İki kardeşin ilişkisinde ciddi bir yarılma yaşanmış. Koray'ın bundan sebep travmaları var, Cerrah bunun farkında ve kardeşine ulaşamıyor bir türlü. Cerrah'la belki sabrı ve vicdanın yükünün ağırlığını, Koray'la da yaşananlara farklı açılardan bakabilmeyi, yaşanan olumsuzluklara rağmen insan olabilmenin sorumluluğunu belki. Kim bilir? Hep beraber yaşayıp göreceğiz. (gülüyoruz)
●Cerrah'ı izleyince Sefer'i unutacak mıyız?

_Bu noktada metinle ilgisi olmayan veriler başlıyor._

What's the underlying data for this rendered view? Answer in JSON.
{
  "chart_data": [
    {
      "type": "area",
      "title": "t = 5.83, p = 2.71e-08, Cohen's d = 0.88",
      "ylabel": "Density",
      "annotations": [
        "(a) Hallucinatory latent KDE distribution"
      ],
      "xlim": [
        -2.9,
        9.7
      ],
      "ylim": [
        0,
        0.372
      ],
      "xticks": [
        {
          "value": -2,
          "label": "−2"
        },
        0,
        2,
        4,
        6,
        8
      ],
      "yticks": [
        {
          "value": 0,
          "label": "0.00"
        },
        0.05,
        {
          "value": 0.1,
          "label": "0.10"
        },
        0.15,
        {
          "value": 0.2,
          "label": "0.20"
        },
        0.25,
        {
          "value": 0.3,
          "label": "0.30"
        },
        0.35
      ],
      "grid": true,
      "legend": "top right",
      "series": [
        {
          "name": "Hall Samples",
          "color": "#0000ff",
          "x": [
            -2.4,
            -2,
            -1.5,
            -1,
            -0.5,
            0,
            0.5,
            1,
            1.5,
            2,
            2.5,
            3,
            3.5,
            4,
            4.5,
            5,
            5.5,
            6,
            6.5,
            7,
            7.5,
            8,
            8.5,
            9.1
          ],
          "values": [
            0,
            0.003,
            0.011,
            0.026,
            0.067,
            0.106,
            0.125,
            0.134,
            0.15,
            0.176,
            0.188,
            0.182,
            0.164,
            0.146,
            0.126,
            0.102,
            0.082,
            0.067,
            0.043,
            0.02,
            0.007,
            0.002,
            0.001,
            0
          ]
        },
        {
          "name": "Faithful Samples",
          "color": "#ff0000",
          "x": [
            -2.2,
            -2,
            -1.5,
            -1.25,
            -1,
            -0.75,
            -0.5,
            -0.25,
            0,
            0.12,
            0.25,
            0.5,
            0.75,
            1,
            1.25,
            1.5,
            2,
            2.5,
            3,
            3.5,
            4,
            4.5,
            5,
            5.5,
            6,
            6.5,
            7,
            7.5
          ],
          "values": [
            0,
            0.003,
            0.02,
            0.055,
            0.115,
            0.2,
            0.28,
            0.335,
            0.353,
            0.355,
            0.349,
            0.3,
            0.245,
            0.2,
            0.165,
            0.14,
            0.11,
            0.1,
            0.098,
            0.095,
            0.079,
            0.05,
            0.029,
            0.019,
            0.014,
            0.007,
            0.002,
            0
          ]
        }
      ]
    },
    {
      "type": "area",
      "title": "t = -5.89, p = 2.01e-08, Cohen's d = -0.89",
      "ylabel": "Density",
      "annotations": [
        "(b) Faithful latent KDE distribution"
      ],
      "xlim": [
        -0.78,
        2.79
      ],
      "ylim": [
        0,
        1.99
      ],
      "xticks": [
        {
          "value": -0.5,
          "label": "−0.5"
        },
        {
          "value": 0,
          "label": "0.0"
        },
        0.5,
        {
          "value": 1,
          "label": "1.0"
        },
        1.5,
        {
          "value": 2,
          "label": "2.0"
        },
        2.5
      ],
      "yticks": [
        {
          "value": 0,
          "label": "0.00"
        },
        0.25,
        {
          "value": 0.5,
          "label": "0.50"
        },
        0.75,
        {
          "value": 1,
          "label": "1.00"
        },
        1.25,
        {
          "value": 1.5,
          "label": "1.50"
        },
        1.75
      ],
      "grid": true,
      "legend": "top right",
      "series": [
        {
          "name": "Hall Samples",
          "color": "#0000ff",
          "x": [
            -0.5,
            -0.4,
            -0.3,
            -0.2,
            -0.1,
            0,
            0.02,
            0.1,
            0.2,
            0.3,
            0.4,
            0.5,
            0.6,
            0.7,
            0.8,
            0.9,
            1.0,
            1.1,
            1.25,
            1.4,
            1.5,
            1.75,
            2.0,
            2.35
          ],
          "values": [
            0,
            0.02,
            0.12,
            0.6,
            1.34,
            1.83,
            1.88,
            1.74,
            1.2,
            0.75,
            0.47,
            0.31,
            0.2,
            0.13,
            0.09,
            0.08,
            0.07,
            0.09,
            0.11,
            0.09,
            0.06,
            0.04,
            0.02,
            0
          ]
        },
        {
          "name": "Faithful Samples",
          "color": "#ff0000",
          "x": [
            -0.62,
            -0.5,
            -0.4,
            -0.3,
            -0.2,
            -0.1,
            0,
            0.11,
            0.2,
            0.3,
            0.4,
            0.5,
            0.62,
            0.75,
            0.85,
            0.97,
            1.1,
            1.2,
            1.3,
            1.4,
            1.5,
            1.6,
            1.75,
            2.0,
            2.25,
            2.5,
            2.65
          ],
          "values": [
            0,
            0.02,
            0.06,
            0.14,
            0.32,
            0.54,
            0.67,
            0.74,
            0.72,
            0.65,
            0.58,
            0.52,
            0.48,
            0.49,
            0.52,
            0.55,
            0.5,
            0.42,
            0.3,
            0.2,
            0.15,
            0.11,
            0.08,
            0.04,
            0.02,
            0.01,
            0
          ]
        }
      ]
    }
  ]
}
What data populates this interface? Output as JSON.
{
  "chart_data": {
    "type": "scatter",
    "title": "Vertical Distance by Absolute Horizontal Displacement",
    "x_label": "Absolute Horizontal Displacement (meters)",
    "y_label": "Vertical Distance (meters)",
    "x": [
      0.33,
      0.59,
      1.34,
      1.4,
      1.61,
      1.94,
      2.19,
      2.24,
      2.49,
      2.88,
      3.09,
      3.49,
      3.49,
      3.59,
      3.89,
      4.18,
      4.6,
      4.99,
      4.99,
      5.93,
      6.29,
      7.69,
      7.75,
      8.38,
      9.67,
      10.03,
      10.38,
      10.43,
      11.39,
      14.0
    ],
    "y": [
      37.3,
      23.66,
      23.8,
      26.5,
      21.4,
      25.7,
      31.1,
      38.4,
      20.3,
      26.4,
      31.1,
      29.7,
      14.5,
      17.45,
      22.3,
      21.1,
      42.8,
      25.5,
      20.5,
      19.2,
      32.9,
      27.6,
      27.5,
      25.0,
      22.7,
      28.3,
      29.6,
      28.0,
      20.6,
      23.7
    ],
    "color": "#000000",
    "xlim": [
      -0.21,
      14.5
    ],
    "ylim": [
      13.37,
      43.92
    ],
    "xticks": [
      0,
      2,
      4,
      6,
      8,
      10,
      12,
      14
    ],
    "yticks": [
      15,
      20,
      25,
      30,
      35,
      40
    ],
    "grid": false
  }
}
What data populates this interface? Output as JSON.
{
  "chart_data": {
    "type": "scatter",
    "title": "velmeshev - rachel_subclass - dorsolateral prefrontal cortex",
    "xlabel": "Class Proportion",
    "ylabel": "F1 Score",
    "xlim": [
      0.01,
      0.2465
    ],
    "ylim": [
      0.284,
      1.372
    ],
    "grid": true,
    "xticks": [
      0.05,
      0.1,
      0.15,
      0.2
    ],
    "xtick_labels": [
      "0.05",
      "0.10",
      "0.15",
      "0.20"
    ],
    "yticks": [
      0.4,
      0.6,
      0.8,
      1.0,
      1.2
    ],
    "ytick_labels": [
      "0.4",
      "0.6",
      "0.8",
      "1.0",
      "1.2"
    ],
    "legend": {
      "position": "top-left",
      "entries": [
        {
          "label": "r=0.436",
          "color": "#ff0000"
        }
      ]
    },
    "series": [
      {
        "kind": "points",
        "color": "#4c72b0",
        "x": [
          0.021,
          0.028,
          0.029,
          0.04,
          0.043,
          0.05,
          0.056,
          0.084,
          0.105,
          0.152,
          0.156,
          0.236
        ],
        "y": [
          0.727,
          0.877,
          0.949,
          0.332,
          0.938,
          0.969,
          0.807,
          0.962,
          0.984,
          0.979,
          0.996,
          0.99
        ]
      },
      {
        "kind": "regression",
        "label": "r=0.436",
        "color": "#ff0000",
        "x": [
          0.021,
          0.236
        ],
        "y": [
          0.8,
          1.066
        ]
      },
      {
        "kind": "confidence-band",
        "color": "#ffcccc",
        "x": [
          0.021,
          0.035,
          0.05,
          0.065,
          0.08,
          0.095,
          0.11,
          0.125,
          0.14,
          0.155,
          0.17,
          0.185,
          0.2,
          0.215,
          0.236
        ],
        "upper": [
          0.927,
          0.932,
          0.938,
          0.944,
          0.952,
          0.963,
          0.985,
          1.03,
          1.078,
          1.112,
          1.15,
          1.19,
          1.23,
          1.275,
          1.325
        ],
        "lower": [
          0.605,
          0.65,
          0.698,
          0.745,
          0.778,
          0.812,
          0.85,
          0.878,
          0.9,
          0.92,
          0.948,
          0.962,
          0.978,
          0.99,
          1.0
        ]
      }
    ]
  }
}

İzleyicinin bizleri evveliyatımızla izlediğini ve değerlendirdiğini düşünmüşümdür hep, bu sebeple Sefer unutulmayacaktır ondan öncekiler gibi. Seyirci bazen alışkanlıklarından kolay vazgeçmek istemiyor, alıştığı beğendiği şeyi izlemekten usanmıyor. Oyuncu için ise durum farklı; o kendini yenilemek, gerek kamera önünde, gerek sahnede dönüşmek, başka bir karakter olma uğraşındadır. Mesleğini icra eder sözün özü.
Yazı devam ediyor..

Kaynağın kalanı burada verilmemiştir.